Days later, I still don’t know how many, I hadn’t seen Ana since that window incident, but Jake told me what he’d said to the police. Kasey was killed by hostiles, and we managed to bring his body back with us. I expected Trevor to tell a different story to save his ass and turn Ana against me. It shouldn’t have worked. Not even for a moment.

It was Jake who told me the details of Kasey’s funeral. I wasn’t even supposed to be out of bed that day, but I checked myself out despite the protests of the nurses. I didn’t go to the church. I’m not that much of a hypocrite. But I went to the cemetery.

I press my hands to my face with the memory. Fuck, fuck, fuck. Kasey was family, until he wasn’t. And Ana was still the woman I loved.

It was snowing that day and so damn cold. I stood behind a tree and watched the ceremony, watched Ana’s body quake with tears that I was on some level responsible for creating. I had no choice but to kill Kasey, but I was still the man who pulled that trigger. As the guests slowly faded from the scene, Ana was the last person there that day. Her body quaked and her pain reached across the divide between us and bled right into me.

I needed to comfort her.

Only then did I step out from behind the tree, but my feet froze on the icy ground as I reminded myself that she shot me. She blamed me. She hates me. Some things about these memories are past tense. Some are both past and present. I have no idea why she even saved me from prosecution. Her gaze had lifted and she’d stared at me from a distance, and then she turned and walked away, her hate for everything to do with me crystal clear.
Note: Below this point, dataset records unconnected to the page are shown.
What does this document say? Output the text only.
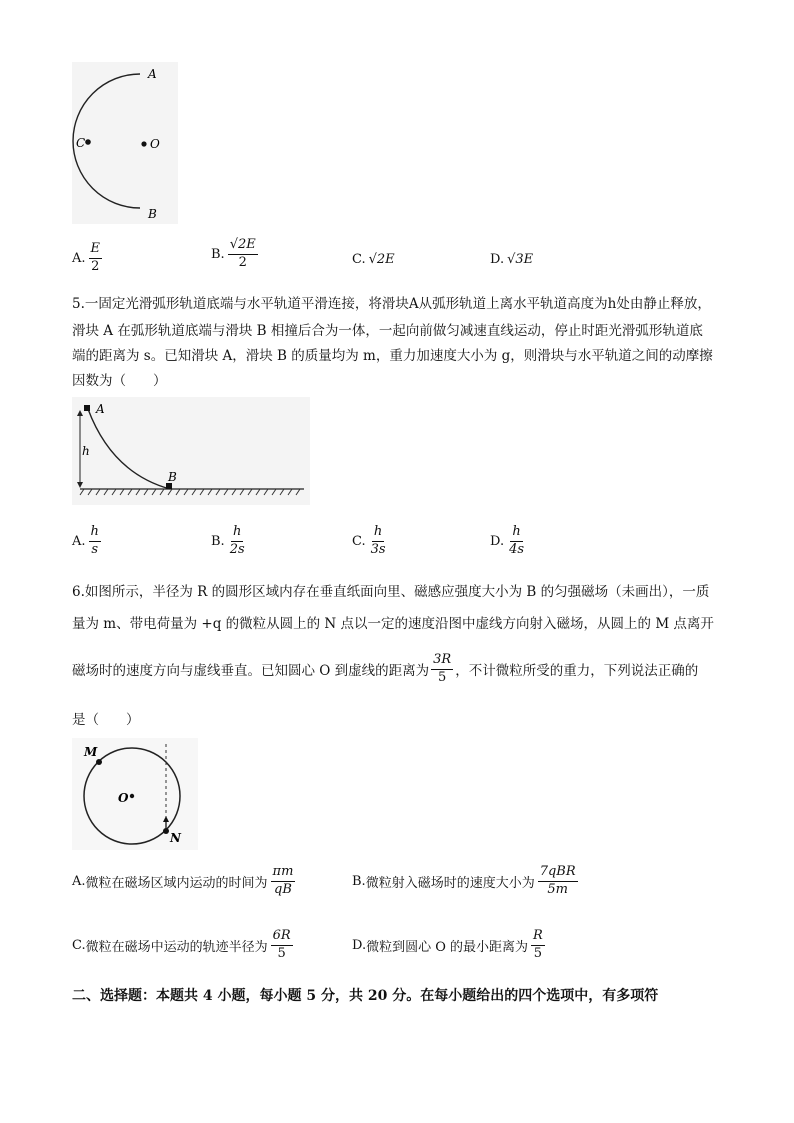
A
C	O
B
A. $\frac{E}{2}$	B. $\frac{√2E}{2}$	C. √2E	D. √3E
5.一固定光滑弧形轨道底端与水平轨道平滑连接，将滑块A从弧形轨道上离水平轨道高度为h处由静止释放，
滑块 A 在弧形轨道底端与滑块 B 相撞后合为一体，一起向前做匀减速直线运动，停止时距光滑弧形轨道底
端的距离为 s。已知滑块 A，滑块 B 的质量均为 m，重力加速度大小为 g，则滑块与水平轨道之间的动摩擦
因数为（　　）
A
B
h
A. $\frac{h}{s}$	B. $\frac{h}{2s}$	C. $\frac{h}{3s}$	D. $\frac{h}{4s}$
6.如图所示，半径为 R 的圆形区域内存在垂直纸面向里、磁感应强度大小为 B 的匀强磁场（未画出），一质
量为 m、带电荷量为 +q 的微粒从圆上的 N 点以一定的速度沿图中虚线方向射入磁场，从圆上的 M 点离开
磁场时的速度方向与虚线垂直。已知圆心 O 到虚线的距离为 $\frac{3R}{5}$ ，不计微粒所受的重力，下列说法正确的
是（　　）
M
O
N
A. 微粒在磁场区域内运动的时间为 $\frac{\pi m}{qB}$	B. 微粒射入磁场时的速度大小为 $\frac{\text{7qBR}}{5m}$
C. 微粒在磁场中运动的轨迹半径为 $\frac{6R}{5}$	D. 微粒到圆心 O 的最小距离为 $\frac{R}{5}$
二、选择题：本题共 4 小题，每小题 5 分，共 20 分。在每小题给出的四个选项中，有多项符
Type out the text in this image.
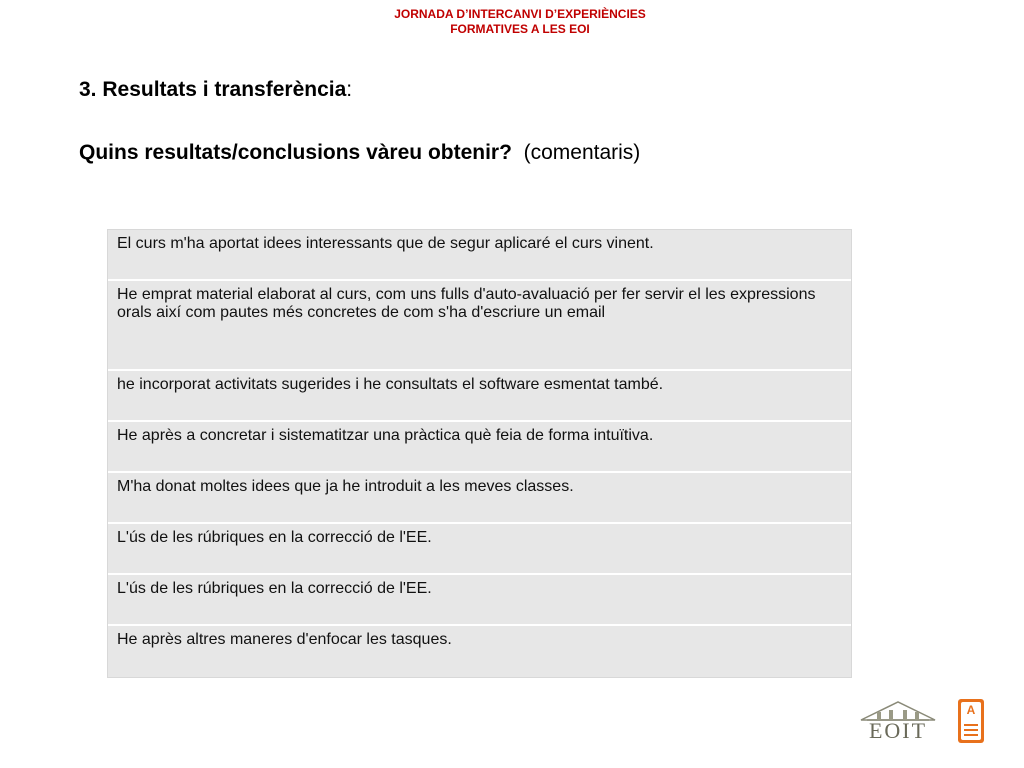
JORNADA D’INTERCANVI D’EXPERIÈNCIES
FORMATIVES A LES EOI
3. Resultats i transferència:
Quins resultats/conclusions vàreu obtenir? (comentaris)
El curs m'ha aportat idees interessants que de segur aplicaré el curs vinent.
He emprat material elaborat al curs, com uns fulls d'auto-avaluació per fer servir el les expressions orals així com pautes més concretes de com s'ha d'escriure un email
he incorporat activitats sugerides i he consultats el software esmentat també.
He après a concretar i sistematitzar una pràctica què feia de forma intuïtiva.
M'ha donat moltes idees que ja he introduit a les meves classes.
L'ús de les rúbriques en la correcció de l'EE.
L'ús de les rúbriques en la correcció de l'EE.
He après altres maneres d'enfocar les tasques.
EOIT
A
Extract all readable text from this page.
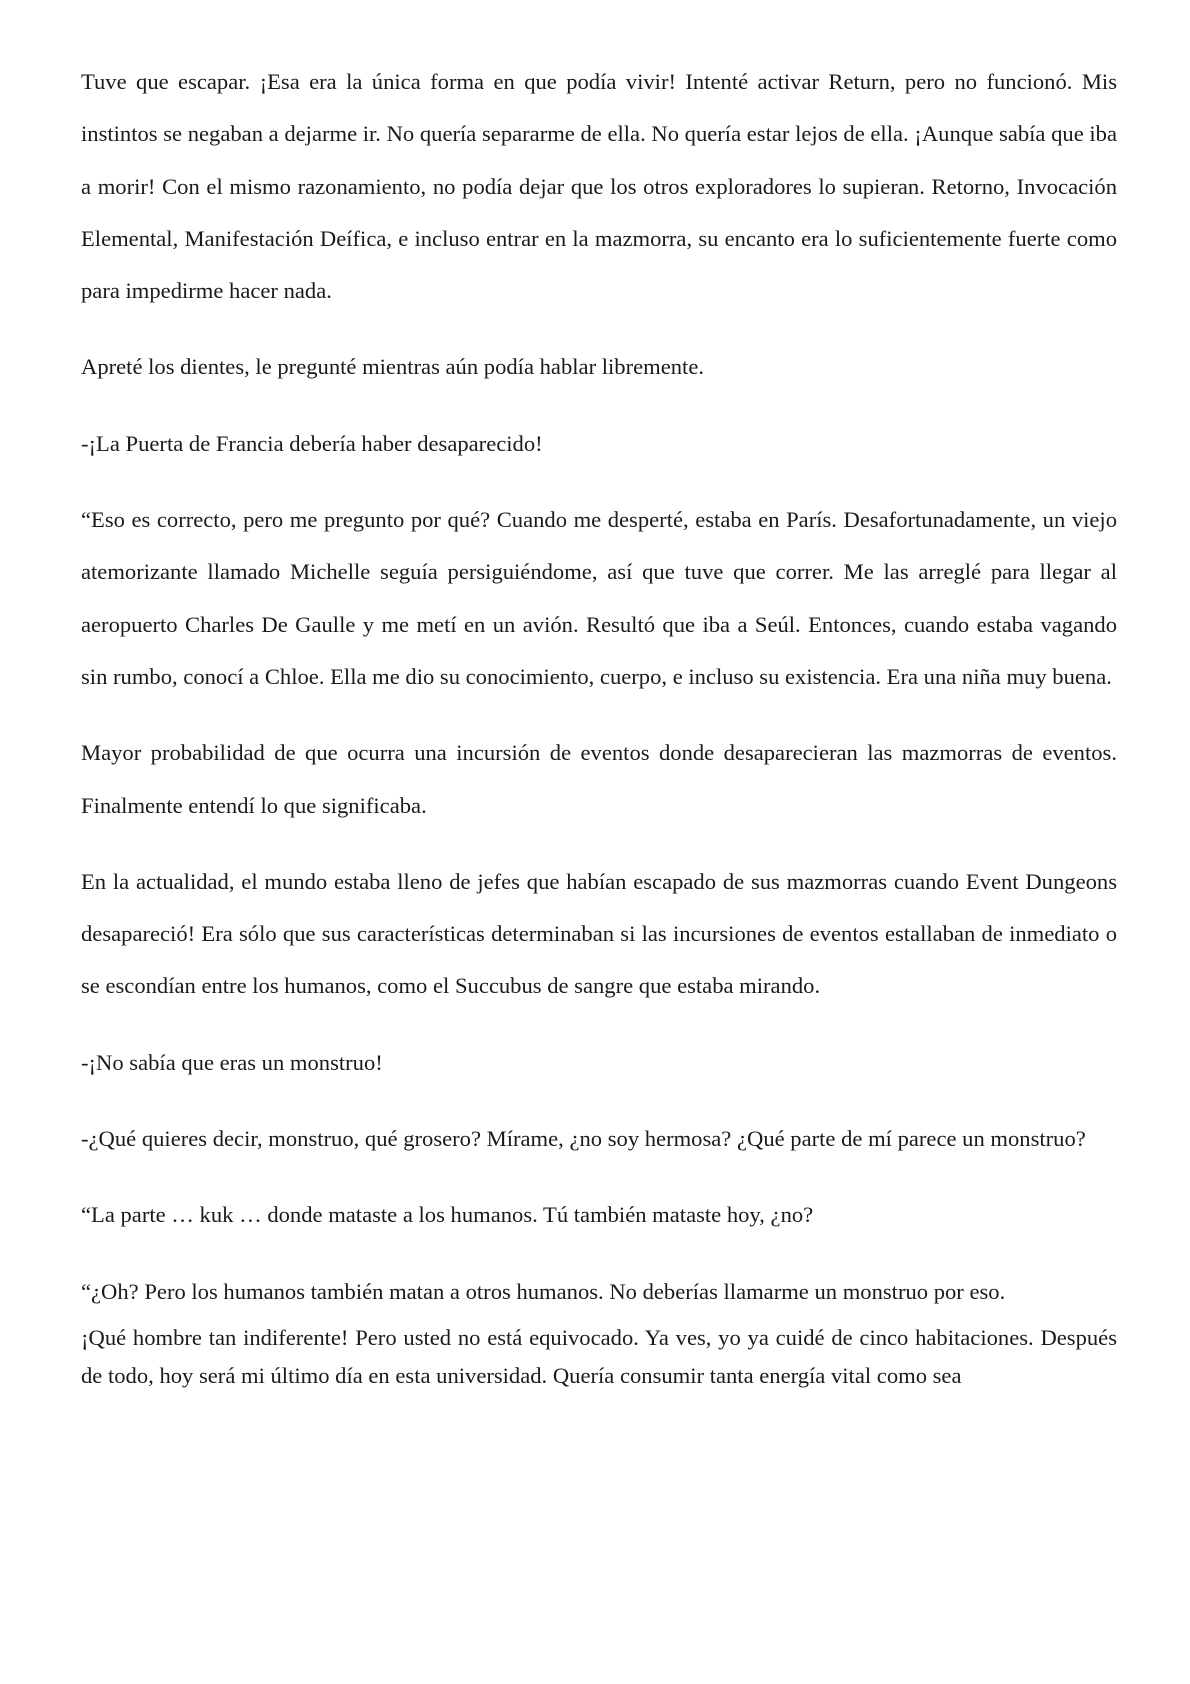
Tuve que escapar. ¡Esa era la única forma en que podía vivir! Intenté activar Return, pero no funcionó. Mis instintos se negaban a dejarme ir. No quería separarme de ella. No quería estar lejos de ella. ¡Aunque sabía que iba a morir! Con el mismo razonamiento, no podía dejar que los otros exploradores lo supieran. Retorno, Invocación Elemental, Manifestación Deífica, e incluso entrar en la mazmorra, su encanto era lo suficientemente fuerte como para impedirme hacer nada.

Apreté los dientes, le pregunté mientras aún podía hablar libremente.

-¡La Puerta de Francia debería haber desaparecido!

“Eso es correcto, pero me pregunto por qué? Cuando me desperté, estaba en París. Desafortunadamente, un viejo atemorizante llamado Michelle seguía persiguiéndome, así que tuve que correr. Me las arreglé para llegar al aeropuerto Charles De Gaulle y me metí en un avión. Resultó que iba a Seúl. Entonces, cuando estaba vagando sin rumbo, conocí a Chloe. Ella me dio su conocimiento, cuerpo, e incluso su existencia. Era una niña muy buena.

Mayor probabilidad de que ocurra una incursión de eventos donde desaparecieran las mazmorras de eventos. Finalmente entendí lo que significaba.

En la actualidad, el mundo estaba lleno de jefes que habían escapado de sus mazmorras cuando Event Dungeons desapareció! Era sólo que sus características determinaban si las incursiones de eventos estallaban de inmediato o se escondían entre los humanos, como el Succubus de sangre que estaba mirando.

-¡No sabía que eras un monstruo!

-¿Qué quieres decir, monstruo, qué grosero? Mírame, ¿no soy hermosa? ¿Qué parte de mí parece un monstruo?

“La parte … kuk … donde mataste a los humanos. Tú también mataste hoy, ¿no?

“¿Oh? Pero los humanos también matan a otros humanos. No deberías llamarme un monstruo por eso.

¡Qué hombre tan indiferente! Pero usted no está equivocado. Ya ves, yo ya cuidé de cinco habitaciones. Después de todo, hoy será mi último día en esta universidad. Quería consumir tanta energía vital como sea
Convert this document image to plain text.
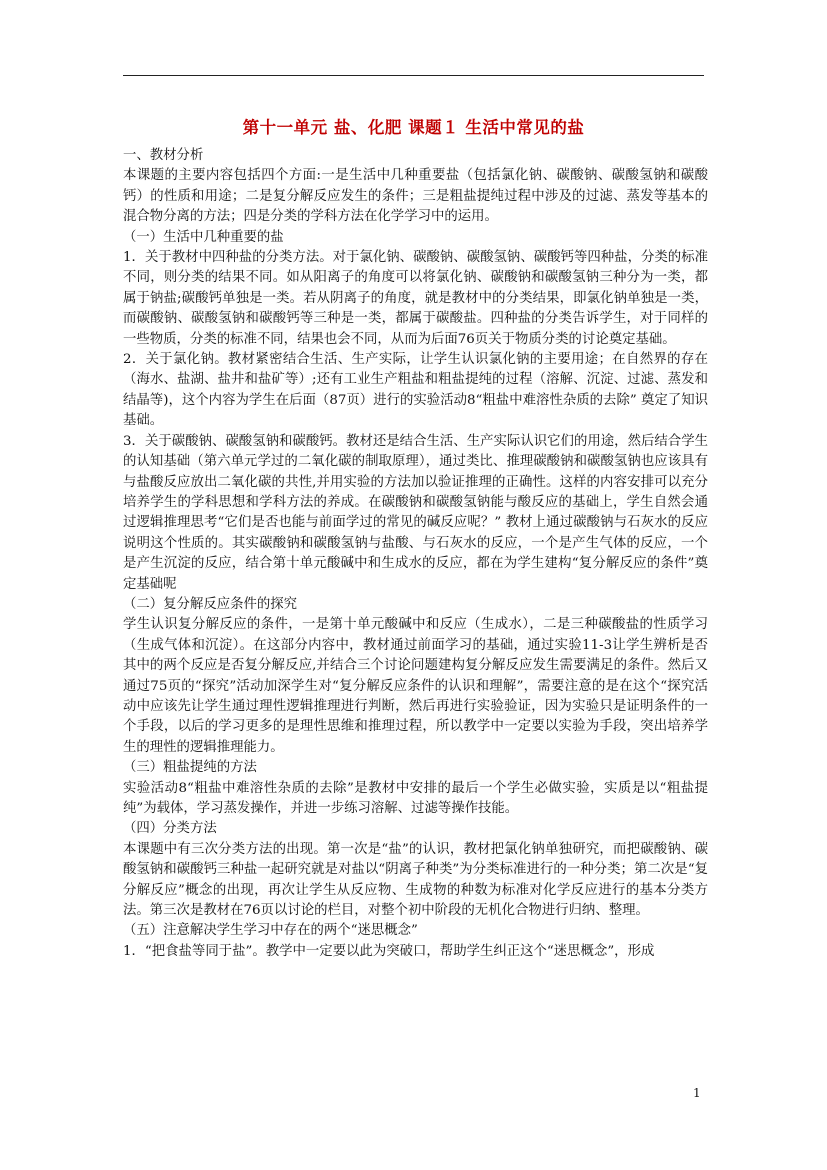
第十一单元 盐、化肥 课题１ 生活中常见的盐

一、教材分析

本课题的主要内容包括四个方面:一是生活中几种重要盐（包括氯化钠、碳酸钠、碳酸氢钠和碳酸钙）的性质和用途；二是复分解反应发生的条件；三是粗盐提纯过程中涉及的过滤、蒸发等基本的混合物分离的方法；四是分类的学科方法在化学学习中的运用。

（一）生活中几种重要的盐

1．关于教材中四种盐的分类方法。对于氯化钠、碳酸钠、碳酸氢钠、碳酸钙等四种盐，分类的标准不同，则分类的结果不同。如从阳离子的角度可以将氯化钠、碳酸钠和碳酸氢钠三种分为一类，都属于钠盐;碳酸钙单独是一类。若从阴离子的角度，就是教材中的分类结果，即氯化钠单独是一类，而碳酸钠、碳酸氢钠和碳酸钙等三种是一类，都属于碳酸盐。四种盐的分类告诉学生，对于同样的一些物质，分类的标准不同，结果也会不同，从而为后面76页关于物质分类的讨论奠定基础。

2．关于氯化钠。教材紧密结合生活、生产实际，让学生认识氯化钠的主要用途；在自然界的存在（海水、盐湖、盐井和盐矿等）;还有工业生产粗盐和粗盐提纯的过程（溶解、沉淀、过滤、蒸发和结晶等)，这个内容为学生在后面（87页）进行的实验活动8“粗盐中难溶性杂质的去除” 奠定了知识基础。

3．关于碳酸钠、碳酸氢钠和碳酸钙。教材还是结合生活、生产实际认识它们的用途，然后结合学生的认知基础（第六单元学过的二氧化碳的制取原理），通过类比、推理碳酸钠和碳酸氢钠也应该具有与盐酸反应放出二氧化碳的共性,并用实验的方法加以验证推理的正确性。这样的内容安排可以充分培养学生的学科思想和学科方法的养成。在碳酸钠和碳酸氢钠能与酸反应的基础上，学生自然会通过逻辑推理思考“它们是否也能与前面学过的常见的碱反应呢？” 教材上通过碳酸钠与石灰水的反应说明这个性质的。其实碳酸钠和碳酸氢钠与盐酸、与石灰水的反应，一个是产生气体的反应，一个是产生沉淀的反应，结合第十单元酸碱中和生成水的反应，都在为学生建构“复分解反应的条件”奠定基础呢

（二）复分解反应条件的探究

学生认识复分解反应的条件，一是第十单元酸碱中和反应（生成水），二是三种碳酸盐的性质学习（生成气体和沉淀）。在这部分内容中，教材通过前面学习的基础，通过实验11-3让学生辨析是否其中的两个反应是否复分解反应,并结合三个讨论问题建构复分解反应发生需要满足的条件。然后又通过75页的“探究”活动加深学生对“复分解反应条件的认识和理解”，需要注意的是在这个“探究活动中应该先让学生通过理性逻辑推理进行判断，然后再进行实验验证，因为实验只是证明条件的一个手段，以后的学习更多的是理性思维和推理过程，所以教学中一定要以实验为手段，突出培养学生的理性的逻辑推理能力。

（三）粗盐提纯的方法

实验活动8“粗盐中难溶性杂质的去除”是教材中安排的最后一个学生必做实验，实质是以“粗盐提纯”为载体，学习蒸发操作，并进一步练习溶解、过滤等操作技能。

（四）分类方法

本课题中有三次分类方法的出现。第一次是“盐”的认识，教材把氯化钠单独研究，而把碳酸钠、碳酸氢钠和碳酸钙三种盐一起研究就是对盐以“阴离子种类”为分类标准进行的一种分类；第二次是“复分解反应”概念的出现，再次让学生从反应物、生成物的种数为标准对化学反应进行的基本分类方法。第三次是教材在76页以讨论的栏目，对整个初中阶段的无机化合物进行归纳、整理。

（五）注意解决学生学习中存在的两个“迷思概念”

1．“把食盐等同于盐”。教学中一定要以此为突破口，帮助学生纠正这个“迷思概念”，形成

1
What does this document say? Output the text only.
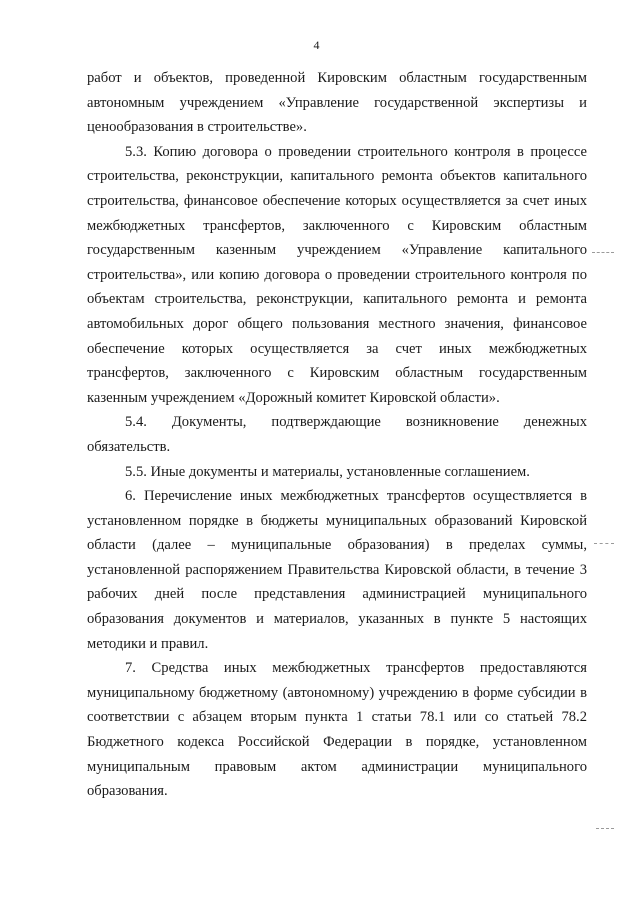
4

работ и объектов, проведенной Кировским областным государственным автономным учреждением «Управление государственной экспертизы и ценообразования в строительстве».

5.3. Копию договора о проведении строительного контроля в процессе строительства, реконструкции, капитального ремонта объектов капитального строительства, финансовое обеспечение которых осуществляется за счет иных межбюджетных трансфертов, заключенного с Кировским областным государственным казенным учреждением «Управление капитального строительства», или копию договора о проведении строительного контроля по объектам строительства, реконструкции, капитального ремонта и ремонта автомобильных дорог общего пользования местного значения, финансовое обеспечение которых осуществляется за счет иных межбюджетных трансфертов, заключенного с Кировским областным государственным казенным учреждением «Дорожный комитет Кировской области».

5.4. Документы, подтверждающие возникновение денежных обязательств.

5.5. Иные документы и материалы, установленные соглашением.

6. Перечисление иных межбюджетных трансфертов осуществляется в установленном порядке в бюджеты муниципальных образований Кировской области (далее – муниципальные образования) в пределах суммы, установленной распоряжением Правительства Кировской области, в течение 3 рабочих дней после представления администрацией муниципального образования документов и материалов, указанных в пункте 5 настоящих методики и правил.

7. Средства иных межбюджетных трансфертов предоставляются муниципальному бюджетному (автономному) учреждению в форме субсидии в соответствии с абзацем вторым пункта 1 статьи 78.1 или со статьей 78.2 Бюджетного кодекса Российской Федерации в порядке, установленном муниципальным правовым актом администрации муниципального образования.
I turn off the water, and thank God for memories that remind me that she didn’t even hear my story. I’d walked in the door of The Ranch’s main living quarters. I grab the towel, seeing her tear-streaked face, hearing the words, she said to me at some point in that confrontation—I don’t even remember exactly when. “You bastard,” she’d hissed. “You killed him.” And that’s it. I’m done with this trip down memory lane.

I wrap the towel around me and for the good of both me and Ana, I grab my phone, turning on some good old classic rock n’ roll, AC/DC’s “Back in Black” and sing along. I pull on a pair of sweats I bought at the store for the drive, and don’t bother with a shirt. I dry my hair though—that shit is long—and the longer I’m in the bathroom, the better for me and Ana.

When I can stall no more, I decide I’ll give her the bathroom and go on to sleep while she’s in here. Then I don’t have to think about the bed and her in it naked, if at least one part of my body that is not my brain had its way.